Assignments Before Closing Sample Clauses

The "Assignments Before Closing" clause governs whether and how a party to a contract may transfer its rights or obligations to another party prior to the formal closing of a transaction. Typically, this clause outlines any restrictions or conditions on such assignments, such as requiring the other party's written consent or limiting assignments to affiliates. For example, a seller in a real estate deal may be prohibited from assigning the contract to another buyer before closing unless the buyer agrees. The core function of this clause is to maintain control and certainty over the parties involved in the transaction until it is finalized, thereby preventing unexpected changes that could affect the deal's terms or execution.
Assignments Before Closing. Neither Party may assign its interest in or under this Agreement without the prior written consent of the other Party. No assignment, transfer or other disposition of this Agreement or all or any portion of the Assets by the Purchaser after Closing shall relieve the Purchaser from its obligations to the Vendor herein. The Vendor shall have the option to claim payment or performance of such obligations from Purchaser or it's assignee's or transferee's, and to bring proceedings in the event of default against it.

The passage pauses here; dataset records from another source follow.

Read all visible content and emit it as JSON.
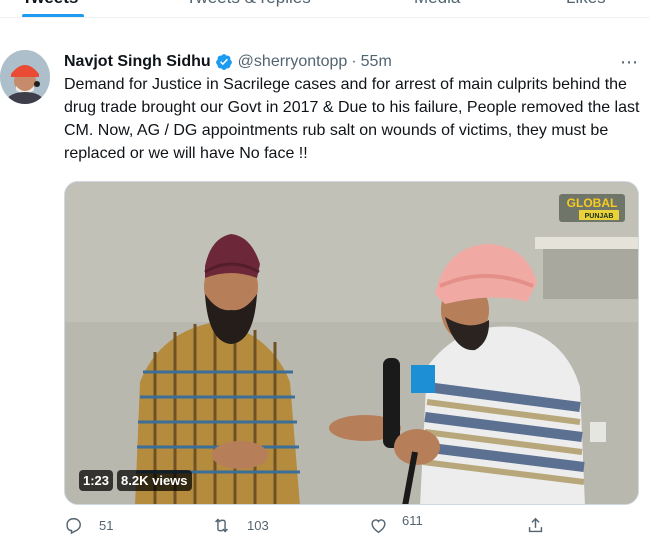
{
  "tabs": [
    {
      "label": "Tweets",
      "active": true
    },
    {
      "label": "Tweets & replies",
      "active": false
    },
    {
      "label": "Media",
      "active": false
    },
    {
      "label": "Likes",
      "active": false
    }
  ],
  "tweet": {
    "author": "Navjot Singh Sidhu",
    "verified": true,
    "handle": "@sherryontopp",
    "separator": "·",
    "time": "55m",
    "text": "Demand for Justice in Sacrilege cases and for arrest of main culprits behind the drug trade brought our Govt in 2017 & Due to his failure, People removed the last CM. Now, AG / DG appointments rub salt on wounds of victims, they must be replaced or we will have No face !!",
    "media": {
      "logo_line1": "GLOBAL",
      "logo_line2": "PUNJAB",
      "duration": "1:23",
      "views": "8.2K views"
    },
    "actions": {
      "replies": "51",
      "retweets": "103",
      "likes": "611"
    }
  },
  "colors": {
    "accent": "#1d9bf0",
    "text_primary": "#0f1419",
    "text_secondary": "#536471"
  }
}
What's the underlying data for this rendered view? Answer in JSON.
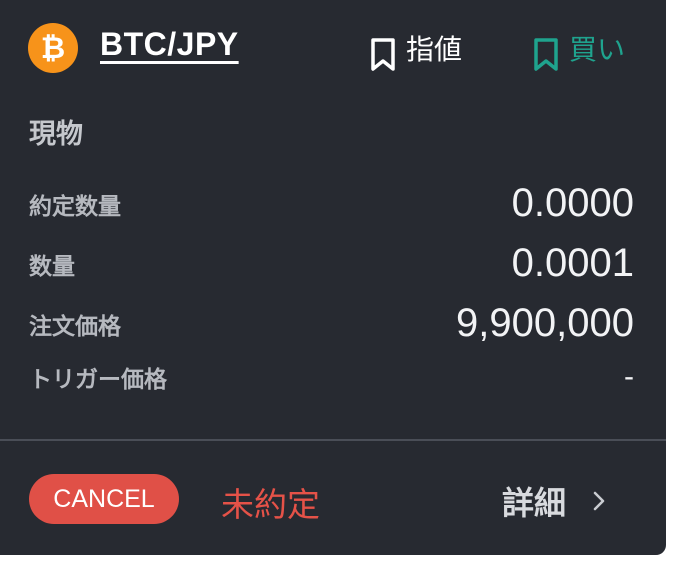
{
  "header": {
    "coin_symbol": "₿",
    "pair": "BTC/JPY",
    "order_type": "指値",
    "side": "買い"
  },
  "section_title": "現物",
  "rows": [
    {
      "label": "約定数量",
      "value": "0.0000"
    },
    {
      "label": "数量",
      "value": "0.0001"
    },
    {
      "label": "注文価格",
      "value": "9,900,000"
    },
    {
      "label": "トリガー価格",
      "value": "-"
    }
  ],
  "footer": {
    "cancel_label": "CANCEL",
    "status": "未約定",
    "detail_label": "詳細"
  },
  "colors": {
    "background": "#272a31",
    "bitcoin_orange": "#f7931a",
    "buy_green": "#1fa38e",
    "cancel_red": "#e05047"
  },
  "icons": {
    "coin": "bitcoin-icon",
    "order_type": "bookmark-icon",
    "side": "bookmark-icon",
    "detail": "chevron-right-icon"
  }
}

Assignments Before Closing. Prior to Closing, neither Party may assign its interest in or under this Agreement or to the Assets without the prior written consent of the other Party, except as may be required by the Vendor to comply with its obligations respecting any preferential rights, as provided in Article 7.
Assignments Before Closing. Prior to Closing, neither Party may assign its interest in or under this Agreement or to the Assets without the prior written consent of the other Party.